引き続き「文化に関する世論調査」の考察。「4.文化芸術振興のための寄附」から。
この1年間に,チケット代金以外の文化芸術振興に関わる寄付をしたことがあるか聞いたところ,「ある」と答えた者の割合が9.1%,「ない」と答えた者の割合が90.9%となっている。
文化芸術振興に関わる寄付をしたことが「ある」が9.1%というのは、私の実感と比べると、多いと思いました。文化や芸術のために寄付したことがある人が、およそ10人に1人。そんなにいるかな?というのが正直な印象でした。
ただ、この調査の文化芸術には地域の民俗芸能や祭りも含まれているニュアンスがあるから、そういった活動への寄付は、決して少なくないだろうなぁとは思うんですが。
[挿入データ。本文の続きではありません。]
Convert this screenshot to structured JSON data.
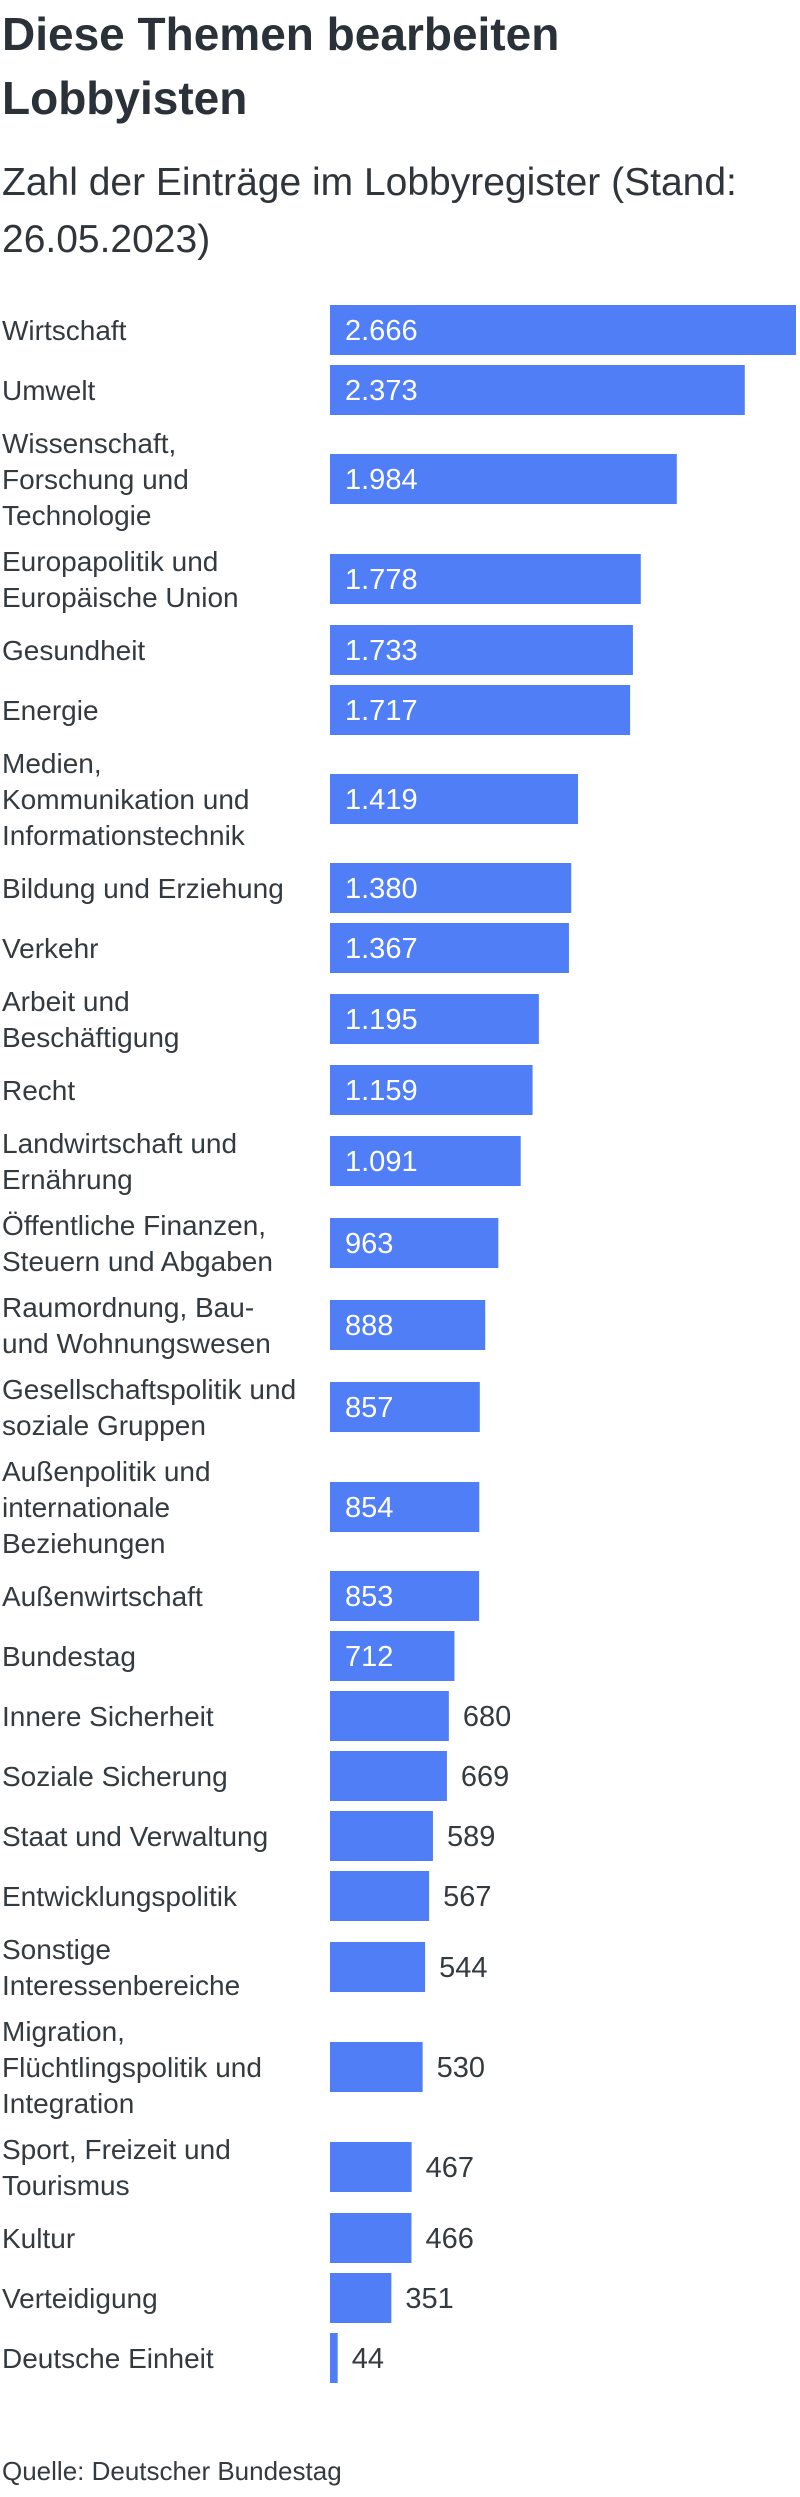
{
  "title": "Diese Themen bearbeiten Lobbyisten",
  "subtitle": "Zahl der Einträge im Lobbyregister (Stand: 26.05.2023)",
  "source": "Quelle: Deutscher Bundestag",
  "colors": {
    "bar": "#4f7ef7",
    "label_inside": "#ffffff",
    "label_outside": "#333a40"
  },
  "chart_data": {
    "type": "bar",
    "orientation": "horizontal",
    "categories": [
      "Wirtschaft",
      "Umwelt",
      "Wissenschaft, Forschung und Technologie",
      "Europapolitik und Europäische Union",
      "Gesundheit",
      "Energie",
      "Medien, Kommunikation und Informationstechnik",
      "Bildung und Erziehung",
      "Verkehr",
      "Arbeit und Beschäftigung",
      "Recht",
      "Landwirtschaft und Ernährung",
      "Öffentliche Finanzen, Steuern und Abgaben",
      "Raumordnung, Bau- und Wohnungswesen",
      "Gesellschaftspolitik und soziale Gruppen",
      "Außenpolitik und internationale Beziehungen",
      "Außenwirtschaft",
      "Bundestag",
      "Innere Sicherheit",
      "Soziale Sicherung",
      "Staat und Verwaltung",
      "Entwicklungspolitik",
      "Sonstige Interessenbereiche",
      "Migration, Flüchtlingspolitik und Integration",
      "Sport, Freizeit und Tourismus",
      "Kultur",
      "Verteidigung",
      "Deutsche Einheit"
    ],
    "values": [
      2666,
      2373,
      1984,
      1778,
      1733,
      1717,
      1419,
      1380,
      1367,
      1195,
      1159,
      1091,
      963,
      888,
      857,
      854,
      853,
      712,
      680,
      669,
      589,
      567,
      544,
      530,
      467,
      466,
      351,
      44
    ],
    "data_labels": [
      "2.666",
      "2.373",
      "1.984",
      "1.778",
      "1.733",
      "1.717",
      "1.419",
      "1.380",
      "1.367",
      "1.195",
      "1.159",
      "1.091",
      "963",
      "888",
      "857",
      "854",
      "853",
      "712",
      "680",
      "669",
      "589",
      "567",
      "544",
      "530",
      "467",
      "466",
      "351",
      "44"
    ],
    "xlim": [
      0,
      2666
    ],
    "grid": false,
    "legend": "none"
  }
}
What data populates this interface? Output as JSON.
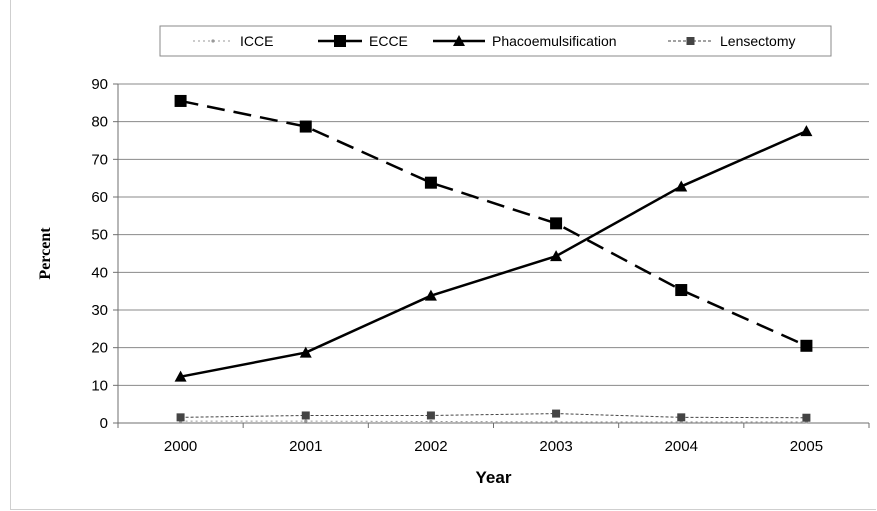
{
  "chart_data": {
    "type": "line",
    "x": [
      "2000",
      "2001",
      "2002",
      "2003",
      "2004",
      "2005"
    ],
    "xlabel": "Year",
    "ylabel": "Percent",
    "ylim": [
      0,
      90
    ],
    "yticks": [
      0,
      10,
      20,
      30,
      40,
      50,
      60,
      70,
      80,
      90
    ],
    "grid": true,
    "legend_position": "top",
    "series": [
      {
        "name": "ICCE",
        "values": [
          0.5,
          0.5,
          0.4,
          0.3,
          0.3,
          0.3
        ],
        "color": "#999999",
        "line": "dotted-light",
        "marker": "dot"
      },
      {
        "name": "ECCE",
        "values": [
          85.5,
          78.7,
          63.8,
          53.0,
          35.3,
          20.5
        ],
        "color": "#000000",
        "line": "long-dash",
        "marker": "square"
      },
      {
        "name": "Phacoemulsification",
        "values": [
          12.3,
          18.7,
          33.8,
          44.3,
          62.8,
          77.5
        ],
        "color": "#000000",
        "line": "solid",
        "marker": "triangle"
      },
      {
        "name": "Lensectomy",
        "values": [
          1.5,
          2.0,
          2.0,
          2.5,
          1.5,
          1.4
        ],
        "color": "#444444",
        "line": "short-dash",
        "marker": "small-square"
      }
    ]
  }
}
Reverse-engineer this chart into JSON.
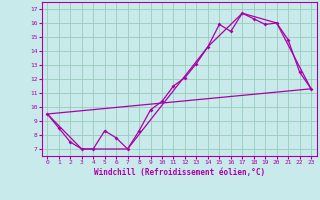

文化芸術振興のための寄付が活発に行われる環境づくりのために何が必要だと思うか聞いたところ,「寄付金の収支が明確になること」を挙げた者の割合が42.3%と最も高く,以下,「寄付先(文化芸術団体等)の情報が積極的に提供されること」(30.5%),「寄付金が使われる分野・内容を指定できるようにすること」(24.8%),「寄付に対する控除など,納税の際の優遇措置」(21.7%)などの順となっている。なお,「わからない」と答えた者の割合が19.1%となっている。(複数回答,上位4項目)
私も寄付を促す環境のためには、説明責任を果たすことはとても重要だと思います。この調査結果も、それを裏付ける結果だと思います。ただ、寄付を受ける側の文化芸術団体は、例えば寄付金の収支を明確にすることが、新たな寄付を獲得することに繋がるとは、あまり考えていないんじゃないか、という気がします。なので、資金調達のための普及啓発や人材育成は、今後の重要なテーマだと思います。
年齢別に見ると,寄付先(文化芸術団体等)の情報が積極的に提供されること」を挙げた者の割合は30歳代で,「寄付先(文化芸術団体等)の情報が積極的に提供されること」を挙げた者の割合は20歳代,40歳代で,「寄付金が使われる分野・内容を指定できるようにすること」を挙げた者の割合は50歳代で,「寄付に対する控除など,納税の際の優遇措置」を挙げた者の割合は40歳代,50歳代で,それぞれ高くなっている。
この年齢別の意識の違いは興味深いですね。この調査結果からは、年齢によって考え方が違うということが明らかになっていますが、もしかしたら、寄付する金額の規模によって違うんじゃないかと。つまり、20〜30歳代で寄付できる金額は、40〜50歳代で寄付できる金額よりも低いのではないかと考えると、少額寄付者は「寄付先の情報提供」が、多額寄付者は「税の優遇措置」が、寄付活動の促進を大きく左右するのではないか、と思いました。